The Wellbeing Lab is an organization that brings the latest in technology and research in positive psychology and neuroscience to the masses via practical actions that help people and workplaces to thrive. Founded by Dr. Michelle McQuaid, Ph.D., the organization works with leading experts in the well-being field. These experts are frequently interviewed via the organizations popular podcast titled Making Positive Psychology Work. Their work is also featured on global media outlets.
Via an exclusive interview, author and speaker Michelle McQuaid recently discussed her organization and the steps she feels are important to make as the world steps out from the shadow of the pandemic.
Meagan Meehan (Q): When did you first realize that you wanted to enter into the field of well-being and how did you expand out into media?
Michelle McQuaid (MM): For me, the wake-up call came in 2006. I was living in New York with my beautiful young family, working as a global brand director, and even though I was in good health and successful, I was actually finding it harder and harder to get out of bed each morning. I felt like I was sleepwalking through my life and career. Then, one evening, I saw a Harvard professor talking about the emerging science of positive psychology and happiness. Researchers were trying to develop an evidence-based road-map for consistently flourishing at work and life. And this topic really grabbed my attention. Before you knew it, I was getting my Masters of Applied Positive Psychology under the field’s founder Professor Martin Seligman. And slowly, but surely, my energy for life started returning. I discovered my strengths and began to find more ways to weave them into my soulless corporate job. Then in 2012, I started to teach these skills I’d learned to others. I drew on every positive psychology tool I’d ever discovered to turn my dream into my daily reality. And although my introverted nature can make me socially awkward, I finally felt confident and comfortable enough to create the kind of genuine and joyful connections with others that make life worth living. People really embraced the message, and many went on to make positive changes in their lives. That’s when I knew I needed get this information out to more people than I could teach at conferences and training sessions. That’s why books, online programs, blogs, and a podcast series soon followed.
Q: Why did you decide to establish your organization and how did you build such a following?
MM: When it became quickly apparent that positive psychology could be applied in the workplace for the benefit of both employer and employees, I started to consult and coach for individual corporations. But there’s only so much one person can do. That’s when I decided to build up my wellness organization and make these skills consumable online and through books and course work. It was simply a way to reach more people and then the whole thing snowballed. As people grew happier and more successful – and understood why it was so important to focus on their strengths, word of their successes traveled. That’s how we’ve managed to build up such an active and thriving community of over 100,000 followers. It’s mostly word of mouth!
Q: You’re an author, so what are your books about and how did you find a publisher?
MM: My books provide a practical, wellbeing blueprint for leading a happier, more productive and fulfilling life.
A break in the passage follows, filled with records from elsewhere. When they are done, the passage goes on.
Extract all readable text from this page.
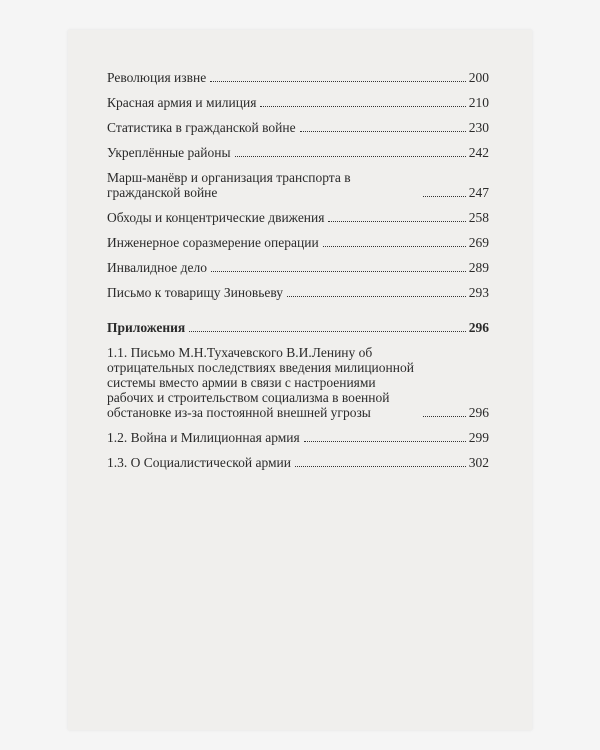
Революция извне	200
Красная армия и милиция	210
Статистика в гражданской войне	230
Укреплённые районы	242
Марш-манёвр и организация транспорта в гражданской войне	247
Обходы и концентрические движения	258
Инженерное соразмерение операции	269
Инвалидное дело	289
Письмо к товарищу Зиновьеву	293
Приложения	296
1.1. Письмо М.Н.Тухачевского В.И.Ленину об отрицательных последствиях введения милиционной системы вместо армии в связи с настроениями рабочих и строительством социализма в военной обстановке из-за постоянной внешней угрозы	296
1.2. Война и Милиционная армия	299
1.3. О Социалистической армии	302
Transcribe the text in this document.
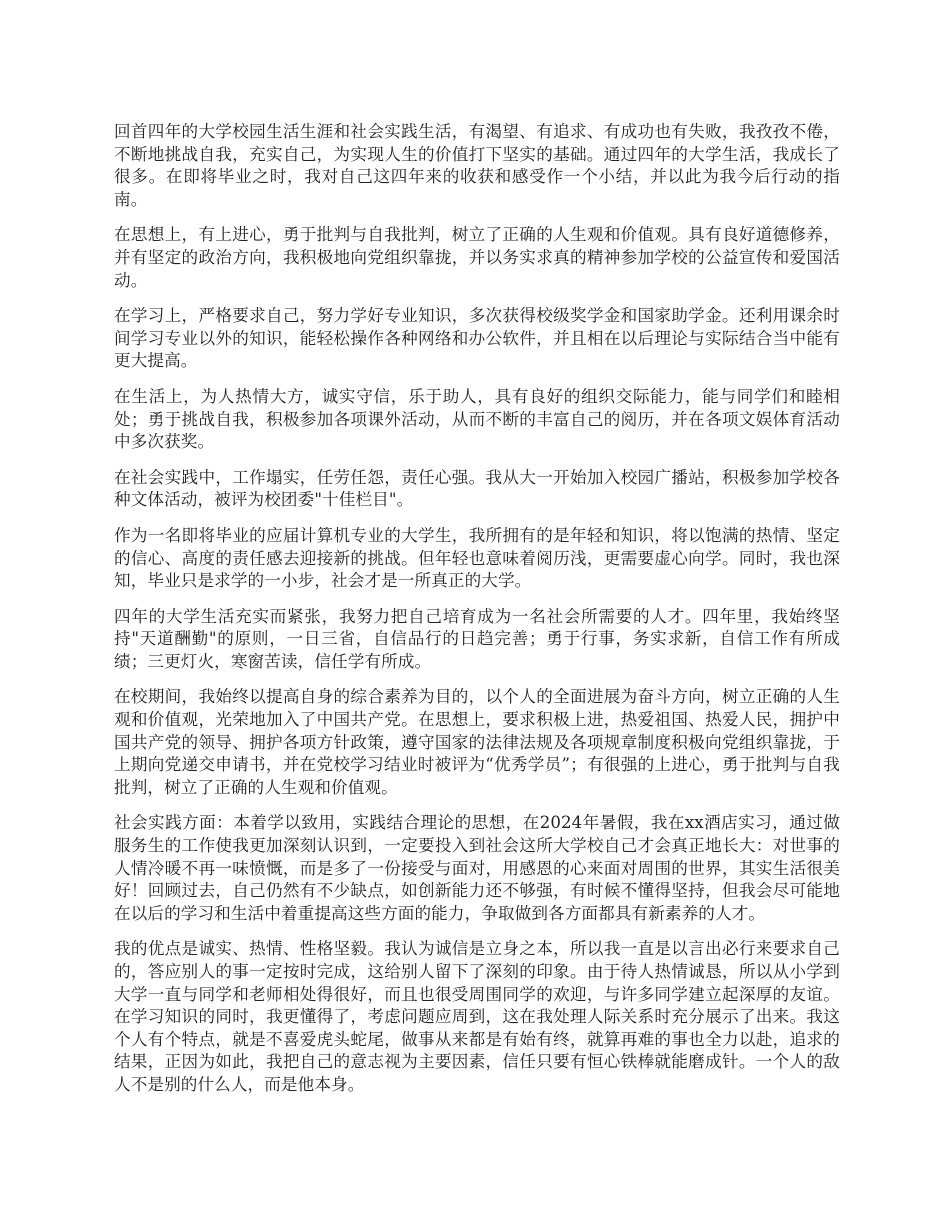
回首四年的大学校园生活生涯和社会实践生活，有渴望、有追求、有成功也有失败，我孜孜不倦，不断地挑战自我，充实自己，为实现人生的价值打下坚实的基础。通过四年的大学生活，我成长了很多。在即将毕业之时，我对自己这四年来的收获和感受作一个小结，并以此为我今后行动的指南。

在思想上，有上进心，勇于批判与自我批判，树立了正确的人生观和价值观。具有良好道德修养，并有坚定的政治方向，我积极地向党组织靠拢，并以务实求真的精神参加学校的公益宣传和爱国活动。

在学习上，严格要求自己，努力学好专业知识，多次获得校级奖学金和国家助学金。还利用课余时间学习专业以外的知识，能轻松操作各种网络和办公软件，并且相在以后理论与实际结合当中能有更大提高。

在生活上，为人热情大方，诚实守信，乐于助人，具有良好的组织交际能力，能与同学们和睦相处；勇于挑战自我，积极参加各项课外活动，从而不断的丰富自己的阅历，并在各项文娱体育活动中多次获奖。

在社会实践中，工作塌实，任劳任怨，责任心强。我从大一开始加入校园广播站，积极参加学校各种文体活动，被评为校团委"十佳栏目"。

作为一名即将毕业的应届计算机专业的大学生，我所拥有的是年轻和知识，将以饱满的热情、坚定的信心、高度的责任感去迎接新的挑战。但年轻也意味着阅历浅，更需要虚心向学。同时，我也深知，毕业只是求学的一小步，社会才是一所真正的大学。

四年的大学生活充实而紧张，我努力把自己培育成为一名社会所需要的人才。四年里，我始终坚持"天道酬勤"的原则，一日三省，自信品行的日趋完善；勇于行事，务实求新，自信工作有所成绩；三更灯火，寒窗苦读，信任学有所成。

在校期间，我始终以提高自身的综合素养为目的，以个人的全面进展为奋斗方向，树立正确的人生观和价值观，光荣地加入了中国共产党。在思想上，要求积极上进，热爱祖国、热爱人民，拥护中国共产党的领导、拥护各项方针政策，遵守国家的法律法规及各项规章制度积极向党组织靠拢，于上期向党递交申请书，并在党校学习结业时被评为“优秀学员”；有很强的上进心，勇于批判与自我批判，树立了正确的人生观和价值观。

社会实践方面：本着学以致用，实践结合理论的思想，在2024年暑假，我在xx酒店实习，通过做服务生的工作使我更加深刻认识到，一定要投入到社会这所大学校自己才会真正地长大：对世事的人情冷暖不再一味愤慨，而是多了一份接受与面对，用感恩的心来面对周围的世界，其实生活很美好！回顾过去，自己仍然有不少缺点，如创新能力还不够强，有时候不懂得坚持，但我会尽可能地在以后的学习和生活中着重提高这些方面的能力，争取做到各方面都具有新素养的人才。

我的优点是诚实、热情、性格坚毅。我认为诚信是立身之本，所以我一直是以言出必行来要求自己的，答应别人的事一定按时完成，这给别人留下了深刻的印象。由于待人热情诚恳，所以从小学到大学一直与同学和老师相处得很好，而且也很受周围同学的欢迎，与许多同学建立起深厚的友谊。在学习知识的同时，我更懂得了，考虑问题应周到，这在我处理人际关系时充分展示了出来。我这个人有个特点，就是不喜爱虎头蛇尾，做事从来都是有始有终，就算再难的事也全力以赴，追求的结果，正因为如此，我把自己的意志视为主要因素，信任只要有恒心铁棒就能磨成针。一个人的敌人不是别的什么人，而是他本身。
Each focuses on a different life challenge, be it overall wellbeing, identifying and leveraging your innate strengths, finding engagement, or bolstering your inner self-confidence. For each, I’ve collaborated with other experts in the field and each is self-published – and selling well.
Q: What does your organization offer your listeners and/or followers?
MM: Ultimately, we give followers playful, scientific, and actionable information and tools that can help them going from sliding to thriving in life, even in these exceptionally challenging times. At The Wellbeing Lab, we don’t just educate, energize and inspire people, we also ensure no one leaves the room without simple, actionable ideas to improve their resilience, wellbeing, and performance. And what’s magical to see is that the science works. It’s measurable. People really can change the course of their careers and personal lives for the better.
Q: What changes do you think must be made in order for companies to stay diligent as we emerge from Covid?
MM: Evidence suggests that workplaces are not stepping up to the challenge of providing health and wellbeing support for their employees. Sure, they may offer progressive flex time and health benefits. But what employees also need is emotional support and wellbeing tools. The biggest change managers should make is to express care, compassion and appreciation for their employees. We saw a bit of that happening at the beginning of the crisis, when both managers and employees had to rely on each other as they shifted into new working arrangements. We also so glimpses of each other’s home lives with those fun, occasionally funny interruptions on Zoom calls. We can’t let that slip away as businesses open up again.
Q: What has been the best thing about working for your organization so far?
MM: Oh, it sounds corny, but it really is the people. Not only the exceptionally talented people I’ve gotten to know through putting together this programs and books, but the people I’ve met through coaching, who have had their lives turned around by using some of these simple tools. It’s amazing to see and brings endless joy to my workday.
Q: What projects are coming up for you soon and is there anything else that you would like to discus
MM: The Covid-19 workplace disruption has given us a real opportunity to speed up the rate of change we need to be making at the office if we truly want to get the best out of our people. We’re going to be keeping a keen eye on the post pandemic corporate culture and see if we can get some of these powerful management tools to stick, as the “new normal” defines itself. It’s a tremendous opportunity for us.